Mais préoccupé par le fait de ne pas passer pour un "traître", prêt à remplacer dans la minute un Président affaibli, Manuel Valls fait attention à son image. Il a demandé à ses proches de ne pas trop en faire et d'éviter les passages en matinales radio et sur le fond, il a recentré son discours. Ses propos sur la laïcité lundi, appelant "au rassemblement et à l'espérance", ont frappé par leur aspect rassurant. Loin de l'image clivante du Premier ministre sur le sujet.

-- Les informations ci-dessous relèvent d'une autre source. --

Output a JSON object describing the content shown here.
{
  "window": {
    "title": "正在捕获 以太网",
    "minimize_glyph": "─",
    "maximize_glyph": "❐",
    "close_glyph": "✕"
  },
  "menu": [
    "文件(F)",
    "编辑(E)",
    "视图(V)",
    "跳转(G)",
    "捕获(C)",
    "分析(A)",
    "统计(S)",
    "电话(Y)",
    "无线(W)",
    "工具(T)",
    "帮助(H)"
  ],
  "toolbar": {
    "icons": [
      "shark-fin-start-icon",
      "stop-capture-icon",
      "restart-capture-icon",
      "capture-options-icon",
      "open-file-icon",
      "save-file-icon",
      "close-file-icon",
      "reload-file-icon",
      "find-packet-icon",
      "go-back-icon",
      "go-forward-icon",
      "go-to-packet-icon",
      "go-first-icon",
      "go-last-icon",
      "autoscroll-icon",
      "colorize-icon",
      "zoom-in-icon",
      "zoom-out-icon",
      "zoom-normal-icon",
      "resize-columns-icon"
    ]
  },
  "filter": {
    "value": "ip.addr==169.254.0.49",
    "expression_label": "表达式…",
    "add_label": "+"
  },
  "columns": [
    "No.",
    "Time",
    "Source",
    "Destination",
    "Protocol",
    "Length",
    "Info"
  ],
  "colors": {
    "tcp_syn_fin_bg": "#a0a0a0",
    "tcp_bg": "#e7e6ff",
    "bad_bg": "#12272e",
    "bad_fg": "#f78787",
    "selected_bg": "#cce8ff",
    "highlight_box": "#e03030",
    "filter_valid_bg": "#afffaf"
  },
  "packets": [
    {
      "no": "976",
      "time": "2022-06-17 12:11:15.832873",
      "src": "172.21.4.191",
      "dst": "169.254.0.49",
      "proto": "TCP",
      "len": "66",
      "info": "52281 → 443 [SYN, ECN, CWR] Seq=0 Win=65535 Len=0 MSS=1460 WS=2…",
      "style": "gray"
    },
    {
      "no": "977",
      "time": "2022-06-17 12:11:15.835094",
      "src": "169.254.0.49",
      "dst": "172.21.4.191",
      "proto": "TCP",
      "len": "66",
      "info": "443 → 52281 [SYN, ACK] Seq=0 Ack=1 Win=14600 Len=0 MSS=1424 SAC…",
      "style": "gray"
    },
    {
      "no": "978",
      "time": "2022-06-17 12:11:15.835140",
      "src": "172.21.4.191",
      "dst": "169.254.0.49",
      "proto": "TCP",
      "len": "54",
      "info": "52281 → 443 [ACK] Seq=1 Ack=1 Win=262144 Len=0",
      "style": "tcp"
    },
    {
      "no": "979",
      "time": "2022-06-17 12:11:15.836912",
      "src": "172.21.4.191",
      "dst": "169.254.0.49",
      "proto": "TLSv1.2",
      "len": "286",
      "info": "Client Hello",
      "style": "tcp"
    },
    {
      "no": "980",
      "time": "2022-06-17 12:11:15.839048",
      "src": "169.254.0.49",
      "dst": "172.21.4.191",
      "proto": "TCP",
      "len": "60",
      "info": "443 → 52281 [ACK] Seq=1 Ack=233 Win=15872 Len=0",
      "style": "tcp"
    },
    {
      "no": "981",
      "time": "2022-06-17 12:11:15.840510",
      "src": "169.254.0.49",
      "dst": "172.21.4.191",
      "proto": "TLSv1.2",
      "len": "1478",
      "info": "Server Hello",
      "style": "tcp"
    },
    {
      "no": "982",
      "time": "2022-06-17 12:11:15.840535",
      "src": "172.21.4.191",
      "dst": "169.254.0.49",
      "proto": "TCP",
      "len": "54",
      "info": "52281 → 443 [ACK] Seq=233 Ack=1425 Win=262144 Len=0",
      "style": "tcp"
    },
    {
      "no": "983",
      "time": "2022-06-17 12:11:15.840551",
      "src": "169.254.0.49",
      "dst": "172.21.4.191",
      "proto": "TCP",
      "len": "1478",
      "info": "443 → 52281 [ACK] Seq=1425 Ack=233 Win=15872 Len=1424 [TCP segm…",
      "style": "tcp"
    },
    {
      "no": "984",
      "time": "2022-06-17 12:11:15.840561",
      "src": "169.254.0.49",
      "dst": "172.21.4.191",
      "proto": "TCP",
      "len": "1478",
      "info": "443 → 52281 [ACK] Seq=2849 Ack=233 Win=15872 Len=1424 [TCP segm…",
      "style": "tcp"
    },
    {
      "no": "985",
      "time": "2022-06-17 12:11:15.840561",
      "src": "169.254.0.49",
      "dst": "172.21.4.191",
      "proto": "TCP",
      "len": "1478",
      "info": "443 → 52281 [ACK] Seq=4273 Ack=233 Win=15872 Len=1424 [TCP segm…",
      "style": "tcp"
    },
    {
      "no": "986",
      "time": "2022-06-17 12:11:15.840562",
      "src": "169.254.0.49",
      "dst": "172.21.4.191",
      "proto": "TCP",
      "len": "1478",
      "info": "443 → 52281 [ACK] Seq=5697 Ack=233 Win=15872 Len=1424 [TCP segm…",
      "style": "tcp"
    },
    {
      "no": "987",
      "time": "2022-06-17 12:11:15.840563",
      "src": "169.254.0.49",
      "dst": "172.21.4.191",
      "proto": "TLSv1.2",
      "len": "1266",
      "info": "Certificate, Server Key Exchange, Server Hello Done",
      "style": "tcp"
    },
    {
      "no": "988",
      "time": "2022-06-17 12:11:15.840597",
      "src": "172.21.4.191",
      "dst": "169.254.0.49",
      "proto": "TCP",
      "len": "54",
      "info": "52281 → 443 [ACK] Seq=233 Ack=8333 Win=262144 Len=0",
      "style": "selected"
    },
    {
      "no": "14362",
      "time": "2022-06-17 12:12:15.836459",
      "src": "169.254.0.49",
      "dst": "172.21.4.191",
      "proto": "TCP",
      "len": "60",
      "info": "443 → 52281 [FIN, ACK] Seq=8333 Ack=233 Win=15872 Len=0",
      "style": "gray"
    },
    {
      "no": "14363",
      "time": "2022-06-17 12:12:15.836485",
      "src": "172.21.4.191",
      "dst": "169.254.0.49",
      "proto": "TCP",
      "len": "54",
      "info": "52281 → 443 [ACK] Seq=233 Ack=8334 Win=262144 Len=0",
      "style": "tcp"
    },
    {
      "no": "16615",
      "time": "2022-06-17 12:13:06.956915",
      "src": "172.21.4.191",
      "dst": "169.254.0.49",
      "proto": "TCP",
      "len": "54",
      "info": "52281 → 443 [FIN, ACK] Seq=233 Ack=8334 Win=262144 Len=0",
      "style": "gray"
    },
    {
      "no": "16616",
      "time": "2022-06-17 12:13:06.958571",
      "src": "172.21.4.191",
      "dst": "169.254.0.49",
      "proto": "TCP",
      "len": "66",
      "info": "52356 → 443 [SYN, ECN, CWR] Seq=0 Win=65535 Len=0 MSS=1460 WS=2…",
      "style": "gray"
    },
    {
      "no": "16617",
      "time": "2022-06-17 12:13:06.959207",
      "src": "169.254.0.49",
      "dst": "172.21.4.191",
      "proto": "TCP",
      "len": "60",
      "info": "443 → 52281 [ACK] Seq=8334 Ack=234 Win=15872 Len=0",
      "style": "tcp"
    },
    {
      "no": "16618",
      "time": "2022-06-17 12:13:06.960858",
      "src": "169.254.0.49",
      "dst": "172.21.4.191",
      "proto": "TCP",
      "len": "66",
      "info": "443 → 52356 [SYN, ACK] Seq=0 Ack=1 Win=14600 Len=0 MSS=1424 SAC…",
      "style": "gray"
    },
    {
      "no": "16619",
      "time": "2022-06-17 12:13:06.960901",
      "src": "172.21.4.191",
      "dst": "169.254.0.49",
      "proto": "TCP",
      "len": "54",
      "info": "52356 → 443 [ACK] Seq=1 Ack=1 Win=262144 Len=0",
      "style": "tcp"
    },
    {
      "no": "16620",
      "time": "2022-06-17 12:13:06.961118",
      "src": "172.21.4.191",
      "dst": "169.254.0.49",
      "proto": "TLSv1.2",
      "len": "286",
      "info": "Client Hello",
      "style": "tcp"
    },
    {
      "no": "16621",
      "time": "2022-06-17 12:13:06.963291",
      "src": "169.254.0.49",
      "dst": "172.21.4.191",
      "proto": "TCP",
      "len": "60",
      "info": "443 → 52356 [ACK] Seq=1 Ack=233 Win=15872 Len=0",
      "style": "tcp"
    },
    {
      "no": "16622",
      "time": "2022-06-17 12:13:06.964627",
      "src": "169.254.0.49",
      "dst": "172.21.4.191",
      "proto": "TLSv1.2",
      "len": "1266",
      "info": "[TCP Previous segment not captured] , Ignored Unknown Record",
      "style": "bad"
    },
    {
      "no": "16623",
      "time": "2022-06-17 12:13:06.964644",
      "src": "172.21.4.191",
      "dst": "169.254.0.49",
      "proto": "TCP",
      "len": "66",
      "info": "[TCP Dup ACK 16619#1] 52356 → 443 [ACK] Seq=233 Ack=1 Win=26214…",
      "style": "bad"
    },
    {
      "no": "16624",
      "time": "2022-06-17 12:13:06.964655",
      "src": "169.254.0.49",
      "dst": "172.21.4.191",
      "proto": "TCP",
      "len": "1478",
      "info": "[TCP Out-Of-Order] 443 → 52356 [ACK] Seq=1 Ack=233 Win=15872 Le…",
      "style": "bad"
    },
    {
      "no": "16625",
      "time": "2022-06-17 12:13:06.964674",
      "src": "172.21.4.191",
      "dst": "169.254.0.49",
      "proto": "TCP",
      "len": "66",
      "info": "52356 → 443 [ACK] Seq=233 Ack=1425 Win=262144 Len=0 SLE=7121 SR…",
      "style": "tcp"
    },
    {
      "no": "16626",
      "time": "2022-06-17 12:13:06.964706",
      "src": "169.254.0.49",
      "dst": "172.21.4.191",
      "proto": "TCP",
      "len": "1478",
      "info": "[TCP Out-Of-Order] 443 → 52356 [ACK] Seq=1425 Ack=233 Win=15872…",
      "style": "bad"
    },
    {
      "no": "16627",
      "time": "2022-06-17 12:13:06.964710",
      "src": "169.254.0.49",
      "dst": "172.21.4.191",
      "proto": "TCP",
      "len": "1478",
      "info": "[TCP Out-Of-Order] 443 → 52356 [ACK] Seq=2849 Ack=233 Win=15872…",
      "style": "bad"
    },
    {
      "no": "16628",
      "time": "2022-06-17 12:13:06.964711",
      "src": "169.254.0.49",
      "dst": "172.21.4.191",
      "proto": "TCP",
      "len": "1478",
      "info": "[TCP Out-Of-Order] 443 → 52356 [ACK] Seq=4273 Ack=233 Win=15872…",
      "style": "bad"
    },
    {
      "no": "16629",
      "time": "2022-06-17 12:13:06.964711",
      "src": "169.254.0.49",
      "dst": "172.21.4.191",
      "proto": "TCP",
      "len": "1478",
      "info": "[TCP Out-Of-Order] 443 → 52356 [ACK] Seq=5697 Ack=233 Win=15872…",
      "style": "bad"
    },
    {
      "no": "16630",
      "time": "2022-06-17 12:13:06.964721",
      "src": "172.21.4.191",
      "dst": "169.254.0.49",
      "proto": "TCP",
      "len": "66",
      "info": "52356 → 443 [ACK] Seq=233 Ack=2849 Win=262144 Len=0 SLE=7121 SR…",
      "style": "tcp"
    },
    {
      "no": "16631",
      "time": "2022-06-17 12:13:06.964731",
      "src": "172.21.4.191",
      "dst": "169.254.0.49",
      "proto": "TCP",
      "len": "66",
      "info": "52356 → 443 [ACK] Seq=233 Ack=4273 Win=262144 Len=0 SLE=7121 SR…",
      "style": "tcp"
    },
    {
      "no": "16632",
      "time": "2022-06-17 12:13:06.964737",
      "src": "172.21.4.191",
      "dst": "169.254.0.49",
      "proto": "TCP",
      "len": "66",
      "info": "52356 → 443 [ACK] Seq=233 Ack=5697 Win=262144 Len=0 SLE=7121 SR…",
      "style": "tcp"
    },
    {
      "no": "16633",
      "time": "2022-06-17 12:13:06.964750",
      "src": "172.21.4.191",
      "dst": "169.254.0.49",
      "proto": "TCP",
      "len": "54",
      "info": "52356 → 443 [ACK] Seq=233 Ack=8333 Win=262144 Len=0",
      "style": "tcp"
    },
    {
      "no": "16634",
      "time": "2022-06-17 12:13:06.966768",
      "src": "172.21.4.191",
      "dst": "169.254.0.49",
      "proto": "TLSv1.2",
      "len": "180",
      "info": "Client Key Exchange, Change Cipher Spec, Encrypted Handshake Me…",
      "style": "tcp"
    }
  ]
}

Valls tributaire de l'annonce de Hollande

Pour lui, rien n'est joué encore. Car Manuel Valls reste tributaire de la décision de François Hollande. Or le chef de l'Etat s'est donné jusqu'à décembre pour annoncer ou pas sa candidature. Impossible d'ici là de sortir du bois, et le chef du gouvernement doit rester loyal envers le Président. "Cela met Manuel Vals dans une position inconfortable, car il manque de temps pour préparer une éventuelle candidature", selon Yves-Marie Cann. Or la présidentielle a lieu dans 8 mois. Le temps risque de manquer.

D'autant que, à Matignon depuis deux ans et demi, Manuel Valls va devoir en cas de candidature défendre le bilan de François Hollande, qui est aussi le sien. L'absence de résultats économiques représente un handicap certain. Mais Manuel Valls a aussi des atouts, comme son expérience de l'Etat, et son intérêt pour les questions de sécurité. "Cela lui confère une présidentialité qui peut faire la différence", estime Yves-Marie Cann.